That is if of course if you can get 225 wears out of these shoes. The short lifespan of Sperry's is what ultimately drove me to a competitor and it looks like while the leather may be improved it does not look like the sole is any different then the China models.

I never pulled the trigger on the "75th Anniversary Authentic Original Boat Shoe" the thicker sole always intrigued me. If that sole was offered on this new Made in the USA model the price would a little more justifiable, and IMHO would have played into the history of their original USA shoes a little stronger.

vs.


----------



## C. Sharp (Dec 18, 2008)

I bought the 75th AOs when J. Crew was giving them away awhile back, maybe a year or more. I wish I was keeping a wear log. I will say for the record that the leather on the model I have is nothing to right home about. On some level I am suggesting that longevity and appearance are a hard pair to find now days. Also how much is it worth to have a pair of shoes that look right out of the box. I am not so much advocating buying Sperry as saying buy something that makes one happy with no regrets. 
I am at the point were I will not buy another pair of Bean camp or Blucher mocs. Which is an odd feeling not having them since I do not think I have been without a pair over these past 24 years. Trip mentioned in an old post about having a next rock to jump to, I am not sure what that rock is right now for me. The whole loafer,boat shoe,camp moc and blucher moc market just seems difficult, frustrating and potentially costly to navigate right now.

QUOTE=DFPyne;1291465]That is if of course if you can get 225 wears out of these shoes. The short lifespan of Sperry's is what ultimately drove me to a competitor and it looks like while the leather may be improved it does not look like the sole is any different then the China models.

I never pulled the trigger on the "75th Anniversary Authentic Original Boat Shoe" the thicker sole always intrigued me. If that sole was offered on this new Made in the USA model the price would a little more justifiable, and IMHO would have played into the history of their original USA shoes a little stronger.

vs.







[/QUOTE]


----------



## Taken Aback (Aug 3, 2009)

Jovan, I recommend you sign up for DSW rewards (you can do it online). I just got yet another $10 off $10 coupon. If nothing else, I can walk out of the store with free shoe care products, or towards cedar shoe trees ($2 after coupon) if not Top-Siders. Even if you don't have one near, the code is usable online too (better deal in-store, though).

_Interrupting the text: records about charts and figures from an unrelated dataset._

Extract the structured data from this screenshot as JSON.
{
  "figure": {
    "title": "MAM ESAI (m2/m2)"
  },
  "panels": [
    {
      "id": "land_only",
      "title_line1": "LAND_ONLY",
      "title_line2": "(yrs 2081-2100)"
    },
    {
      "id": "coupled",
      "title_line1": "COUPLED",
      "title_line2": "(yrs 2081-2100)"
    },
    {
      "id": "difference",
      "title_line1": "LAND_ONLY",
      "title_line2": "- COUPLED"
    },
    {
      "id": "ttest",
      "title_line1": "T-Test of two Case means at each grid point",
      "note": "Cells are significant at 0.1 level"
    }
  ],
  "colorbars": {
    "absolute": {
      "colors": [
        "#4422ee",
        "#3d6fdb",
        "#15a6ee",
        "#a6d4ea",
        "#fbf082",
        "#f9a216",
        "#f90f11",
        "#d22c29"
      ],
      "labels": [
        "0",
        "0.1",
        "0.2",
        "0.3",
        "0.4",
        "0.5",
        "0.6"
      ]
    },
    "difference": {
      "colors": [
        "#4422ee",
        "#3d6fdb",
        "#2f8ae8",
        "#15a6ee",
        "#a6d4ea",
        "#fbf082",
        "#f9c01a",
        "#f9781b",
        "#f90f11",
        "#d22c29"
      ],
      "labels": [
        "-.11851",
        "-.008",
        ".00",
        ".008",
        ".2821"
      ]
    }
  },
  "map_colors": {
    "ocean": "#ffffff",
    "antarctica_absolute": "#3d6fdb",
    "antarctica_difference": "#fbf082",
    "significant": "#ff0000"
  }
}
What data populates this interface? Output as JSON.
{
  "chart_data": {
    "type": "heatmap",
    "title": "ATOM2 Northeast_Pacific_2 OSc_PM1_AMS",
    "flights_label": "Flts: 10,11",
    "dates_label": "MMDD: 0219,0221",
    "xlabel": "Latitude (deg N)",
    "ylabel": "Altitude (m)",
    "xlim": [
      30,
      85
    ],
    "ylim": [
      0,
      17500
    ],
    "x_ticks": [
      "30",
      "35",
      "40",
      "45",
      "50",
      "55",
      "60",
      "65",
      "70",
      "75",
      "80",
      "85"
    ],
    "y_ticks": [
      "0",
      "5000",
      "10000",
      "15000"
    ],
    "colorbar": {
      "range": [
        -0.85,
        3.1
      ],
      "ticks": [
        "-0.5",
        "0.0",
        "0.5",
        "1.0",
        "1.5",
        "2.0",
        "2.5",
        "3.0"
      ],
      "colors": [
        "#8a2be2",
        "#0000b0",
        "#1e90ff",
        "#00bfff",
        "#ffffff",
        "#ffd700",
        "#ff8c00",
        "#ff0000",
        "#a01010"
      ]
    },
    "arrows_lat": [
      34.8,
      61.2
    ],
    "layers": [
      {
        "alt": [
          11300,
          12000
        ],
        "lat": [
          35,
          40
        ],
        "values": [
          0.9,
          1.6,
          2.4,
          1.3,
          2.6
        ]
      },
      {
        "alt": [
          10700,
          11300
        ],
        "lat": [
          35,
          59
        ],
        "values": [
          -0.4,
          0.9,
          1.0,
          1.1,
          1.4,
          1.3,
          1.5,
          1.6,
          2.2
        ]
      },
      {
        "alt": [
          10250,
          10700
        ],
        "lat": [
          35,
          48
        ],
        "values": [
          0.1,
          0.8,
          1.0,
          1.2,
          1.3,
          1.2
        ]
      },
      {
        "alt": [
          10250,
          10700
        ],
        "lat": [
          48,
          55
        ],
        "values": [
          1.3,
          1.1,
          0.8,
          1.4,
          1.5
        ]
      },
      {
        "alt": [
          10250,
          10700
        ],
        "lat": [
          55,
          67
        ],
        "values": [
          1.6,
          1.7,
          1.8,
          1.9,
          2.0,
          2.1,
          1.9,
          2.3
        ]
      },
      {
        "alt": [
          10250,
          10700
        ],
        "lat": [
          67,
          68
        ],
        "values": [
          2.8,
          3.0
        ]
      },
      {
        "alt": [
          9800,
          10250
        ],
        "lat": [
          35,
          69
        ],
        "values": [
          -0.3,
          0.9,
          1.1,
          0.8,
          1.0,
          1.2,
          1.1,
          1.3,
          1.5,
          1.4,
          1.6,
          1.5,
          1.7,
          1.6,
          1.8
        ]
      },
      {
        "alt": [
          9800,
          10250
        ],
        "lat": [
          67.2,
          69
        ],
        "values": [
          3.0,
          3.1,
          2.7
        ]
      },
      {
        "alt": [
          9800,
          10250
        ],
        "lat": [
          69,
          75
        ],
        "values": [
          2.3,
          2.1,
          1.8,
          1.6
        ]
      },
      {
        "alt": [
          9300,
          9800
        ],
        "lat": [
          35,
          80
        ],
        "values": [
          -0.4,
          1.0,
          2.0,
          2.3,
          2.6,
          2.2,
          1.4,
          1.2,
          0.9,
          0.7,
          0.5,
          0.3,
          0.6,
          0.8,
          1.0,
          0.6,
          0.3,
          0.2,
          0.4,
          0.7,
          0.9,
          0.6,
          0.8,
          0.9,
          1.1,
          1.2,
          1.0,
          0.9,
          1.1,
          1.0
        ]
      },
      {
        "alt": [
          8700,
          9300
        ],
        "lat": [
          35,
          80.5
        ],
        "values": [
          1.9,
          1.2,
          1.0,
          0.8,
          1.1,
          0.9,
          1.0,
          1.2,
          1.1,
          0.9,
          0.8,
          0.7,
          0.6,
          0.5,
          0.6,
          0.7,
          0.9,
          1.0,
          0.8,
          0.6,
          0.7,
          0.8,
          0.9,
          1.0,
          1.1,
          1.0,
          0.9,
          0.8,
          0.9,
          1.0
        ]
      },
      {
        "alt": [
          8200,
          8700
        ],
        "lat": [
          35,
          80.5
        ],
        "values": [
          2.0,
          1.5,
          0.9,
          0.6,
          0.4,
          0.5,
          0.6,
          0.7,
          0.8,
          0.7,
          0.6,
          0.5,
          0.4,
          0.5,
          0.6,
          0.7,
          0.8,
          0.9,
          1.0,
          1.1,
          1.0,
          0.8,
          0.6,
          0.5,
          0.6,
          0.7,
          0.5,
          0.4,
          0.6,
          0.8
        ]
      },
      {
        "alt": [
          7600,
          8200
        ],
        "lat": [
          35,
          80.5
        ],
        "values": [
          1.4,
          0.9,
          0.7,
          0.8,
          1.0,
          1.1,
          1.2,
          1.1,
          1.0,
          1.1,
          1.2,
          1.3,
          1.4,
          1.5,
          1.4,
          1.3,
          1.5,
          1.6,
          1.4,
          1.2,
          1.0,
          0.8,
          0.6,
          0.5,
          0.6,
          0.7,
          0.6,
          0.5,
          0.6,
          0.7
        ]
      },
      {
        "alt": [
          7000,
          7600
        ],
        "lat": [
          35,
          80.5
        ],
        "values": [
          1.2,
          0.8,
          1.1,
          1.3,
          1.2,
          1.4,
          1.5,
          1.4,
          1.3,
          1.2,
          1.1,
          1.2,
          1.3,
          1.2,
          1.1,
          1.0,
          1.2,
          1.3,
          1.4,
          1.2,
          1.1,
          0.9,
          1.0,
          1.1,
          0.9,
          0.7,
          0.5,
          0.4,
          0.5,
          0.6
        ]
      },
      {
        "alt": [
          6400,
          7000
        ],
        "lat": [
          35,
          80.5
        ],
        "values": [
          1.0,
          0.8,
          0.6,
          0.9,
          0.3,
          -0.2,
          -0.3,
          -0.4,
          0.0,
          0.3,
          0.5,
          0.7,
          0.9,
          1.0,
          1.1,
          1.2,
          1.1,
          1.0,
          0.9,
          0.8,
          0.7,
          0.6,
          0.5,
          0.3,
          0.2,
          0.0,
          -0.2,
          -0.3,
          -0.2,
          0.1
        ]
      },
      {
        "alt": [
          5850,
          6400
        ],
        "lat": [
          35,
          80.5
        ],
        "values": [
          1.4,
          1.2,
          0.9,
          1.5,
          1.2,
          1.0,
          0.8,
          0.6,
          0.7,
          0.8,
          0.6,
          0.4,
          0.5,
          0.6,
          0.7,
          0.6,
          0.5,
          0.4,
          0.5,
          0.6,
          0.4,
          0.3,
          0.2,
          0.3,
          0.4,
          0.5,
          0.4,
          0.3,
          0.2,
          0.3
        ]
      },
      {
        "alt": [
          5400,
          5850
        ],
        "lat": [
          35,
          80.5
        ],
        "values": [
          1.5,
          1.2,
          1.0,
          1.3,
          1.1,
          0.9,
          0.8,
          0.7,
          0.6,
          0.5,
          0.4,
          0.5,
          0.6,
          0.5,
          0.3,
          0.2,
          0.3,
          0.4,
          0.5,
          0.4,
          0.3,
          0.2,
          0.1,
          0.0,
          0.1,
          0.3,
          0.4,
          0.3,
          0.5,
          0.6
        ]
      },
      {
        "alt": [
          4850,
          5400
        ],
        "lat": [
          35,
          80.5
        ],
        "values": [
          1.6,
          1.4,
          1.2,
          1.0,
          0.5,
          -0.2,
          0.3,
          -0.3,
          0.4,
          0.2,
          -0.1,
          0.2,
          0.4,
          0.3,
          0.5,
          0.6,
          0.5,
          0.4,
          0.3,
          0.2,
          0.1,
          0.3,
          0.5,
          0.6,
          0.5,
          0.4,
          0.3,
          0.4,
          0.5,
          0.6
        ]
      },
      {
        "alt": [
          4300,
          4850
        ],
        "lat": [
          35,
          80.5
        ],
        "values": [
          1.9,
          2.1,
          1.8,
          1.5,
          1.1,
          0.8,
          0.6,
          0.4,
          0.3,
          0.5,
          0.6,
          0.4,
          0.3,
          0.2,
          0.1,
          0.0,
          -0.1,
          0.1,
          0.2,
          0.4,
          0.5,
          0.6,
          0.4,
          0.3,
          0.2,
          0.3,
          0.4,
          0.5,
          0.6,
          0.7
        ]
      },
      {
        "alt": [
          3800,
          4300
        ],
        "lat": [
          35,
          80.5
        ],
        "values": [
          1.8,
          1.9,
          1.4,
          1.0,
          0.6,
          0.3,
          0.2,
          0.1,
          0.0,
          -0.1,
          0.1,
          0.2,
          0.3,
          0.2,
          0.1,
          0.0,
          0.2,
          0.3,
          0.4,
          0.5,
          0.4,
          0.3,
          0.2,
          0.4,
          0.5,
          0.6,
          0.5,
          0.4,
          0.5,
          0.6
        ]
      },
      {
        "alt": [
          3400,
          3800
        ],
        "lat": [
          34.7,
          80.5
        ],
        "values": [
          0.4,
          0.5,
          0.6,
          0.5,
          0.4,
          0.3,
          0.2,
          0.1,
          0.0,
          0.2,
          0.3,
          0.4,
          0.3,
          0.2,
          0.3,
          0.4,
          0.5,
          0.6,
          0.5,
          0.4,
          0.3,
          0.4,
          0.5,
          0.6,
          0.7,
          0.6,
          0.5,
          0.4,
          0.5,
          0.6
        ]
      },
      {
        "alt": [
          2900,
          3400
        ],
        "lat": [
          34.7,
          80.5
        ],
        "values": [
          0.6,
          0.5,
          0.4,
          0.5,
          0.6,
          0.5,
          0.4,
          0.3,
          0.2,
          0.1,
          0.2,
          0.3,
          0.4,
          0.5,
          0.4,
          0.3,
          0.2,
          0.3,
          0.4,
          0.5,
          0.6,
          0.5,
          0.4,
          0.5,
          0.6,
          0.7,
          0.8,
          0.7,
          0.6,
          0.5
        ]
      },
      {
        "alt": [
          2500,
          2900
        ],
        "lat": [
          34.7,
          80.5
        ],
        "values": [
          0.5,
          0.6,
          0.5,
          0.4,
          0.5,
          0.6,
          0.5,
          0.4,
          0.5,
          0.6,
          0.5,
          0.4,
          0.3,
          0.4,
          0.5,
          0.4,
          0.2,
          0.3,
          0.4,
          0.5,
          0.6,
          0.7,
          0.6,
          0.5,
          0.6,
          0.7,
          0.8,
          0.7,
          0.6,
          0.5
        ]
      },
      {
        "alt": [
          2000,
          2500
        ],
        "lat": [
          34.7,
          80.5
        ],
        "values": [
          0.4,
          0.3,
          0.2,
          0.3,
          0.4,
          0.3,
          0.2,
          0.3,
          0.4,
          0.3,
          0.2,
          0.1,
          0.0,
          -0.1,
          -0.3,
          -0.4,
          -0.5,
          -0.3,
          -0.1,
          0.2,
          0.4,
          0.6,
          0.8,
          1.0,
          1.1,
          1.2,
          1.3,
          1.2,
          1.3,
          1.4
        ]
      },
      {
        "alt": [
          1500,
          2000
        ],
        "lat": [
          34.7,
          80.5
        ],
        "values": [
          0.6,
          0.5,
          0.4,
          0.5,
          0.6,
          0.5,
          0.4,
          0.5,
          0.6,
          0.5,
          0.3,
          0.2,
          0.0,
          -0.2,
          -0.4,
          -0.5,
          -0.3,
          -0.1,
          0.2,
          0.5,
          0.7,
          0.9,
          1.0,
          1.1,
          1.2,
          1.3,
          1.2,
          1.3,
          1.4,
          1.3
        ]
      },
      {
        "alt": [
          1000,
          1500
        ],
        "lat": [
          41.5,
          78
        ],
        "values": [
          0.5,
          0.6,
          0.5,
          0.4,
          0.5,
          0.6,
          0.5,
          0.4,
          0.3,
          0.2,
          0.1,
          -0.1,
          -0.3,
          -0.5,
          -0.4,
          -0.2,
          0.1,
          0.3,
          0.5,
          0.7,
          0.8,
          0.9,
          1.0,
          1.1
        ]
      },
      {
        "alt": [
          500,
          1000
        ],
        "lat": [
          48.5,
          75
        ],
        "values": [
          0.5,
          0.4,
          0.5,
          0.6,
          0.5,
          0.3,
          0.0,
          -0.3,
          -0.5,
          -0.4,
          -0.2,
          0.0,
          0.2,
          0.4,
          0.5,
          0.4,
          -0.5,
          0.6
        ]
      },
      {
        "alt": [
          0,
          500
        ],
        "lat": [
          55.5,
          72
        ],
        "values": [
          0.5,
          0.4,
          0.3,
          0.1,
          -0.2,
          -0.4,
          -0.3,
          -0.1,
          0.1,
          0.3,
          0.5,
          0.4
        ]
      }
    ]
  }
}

https://www.dsw.com/dsw_shoes/user/rewardsLanding.jsp


----------



## rwaldron (Jun 22, 2012)

Did anyone end up buying these?


----------



## godan (Feb 10, 2010)

FWIW, my new pair of Topsiders arrived today. Made in the Dominican Republic. They are not flimsy in the manner of Chinese Clarks desert boots, but like other Sperrys I have owned over the years, they are pretty lean. There is not much to them. The reason I continue to buy them is that they stretch to fit in the same sense that 501's shrink to fit.


----------



## At Law (Apr 15, 2008)

I have found Sperry to be of very low quality.
I even made the purchase of a pair of Gold Cups this year and although they are very comfortable with the deer skin lining, the leather is similar to a suede, which I find will not develop a nice patina with time like a good horween leather.
I strongly suggest Oak Street Bootmakers for a very fine boat shoe made of Horween leather in Chicago.


----------



## blue suede shoes (Mar 22, 2010)

Taken Aback said:


> DSW and Marshall's. Marshall's will toss out the box, though. More risk of a scuffed pair there unless they're recent arrivals.
> 
> Do you have Daffy's down in FL? If so, they get smatterings of Topsiders, but A/O's are not quite as common there than as at the above chains.
> 
> EDIT: Forget Daffy's. They only go as far as Philly.


Just for the record, Daffy's went out of business last year; yes, they even closed the store in Philly. I attended their going out of business sale, but the racks were picked clean by the time I got there.


----------



## Himself (Mar 2, 2011)

DFPyne said:


> I never pulled the trigger on the "75th Anniversary Authentic Original Boat Shoe" the thicker sole always intrigued me. If that sole was offered on this new Made in the USA model the price would a little more justifiable, and IMHO would have played into the history of their original USA shoes a little stronger.
> 
> vs.


That sole on the "original" re-issue, which Sperry has done several times, is same as the old khaki-colored Captain's Oxford. It's hard rubber like what you'd find on vintage bucks or saddles. In a boat shoe context it's too stiff and tends to crack.

I've had previous re-issues and wouldn't buy them again. If you wear them with socks in a "normal" shoe context they're OK, but stiff and crude and not particularly comfortable. If comfort and support is what you're looking for, go for better quality modern ones.


----------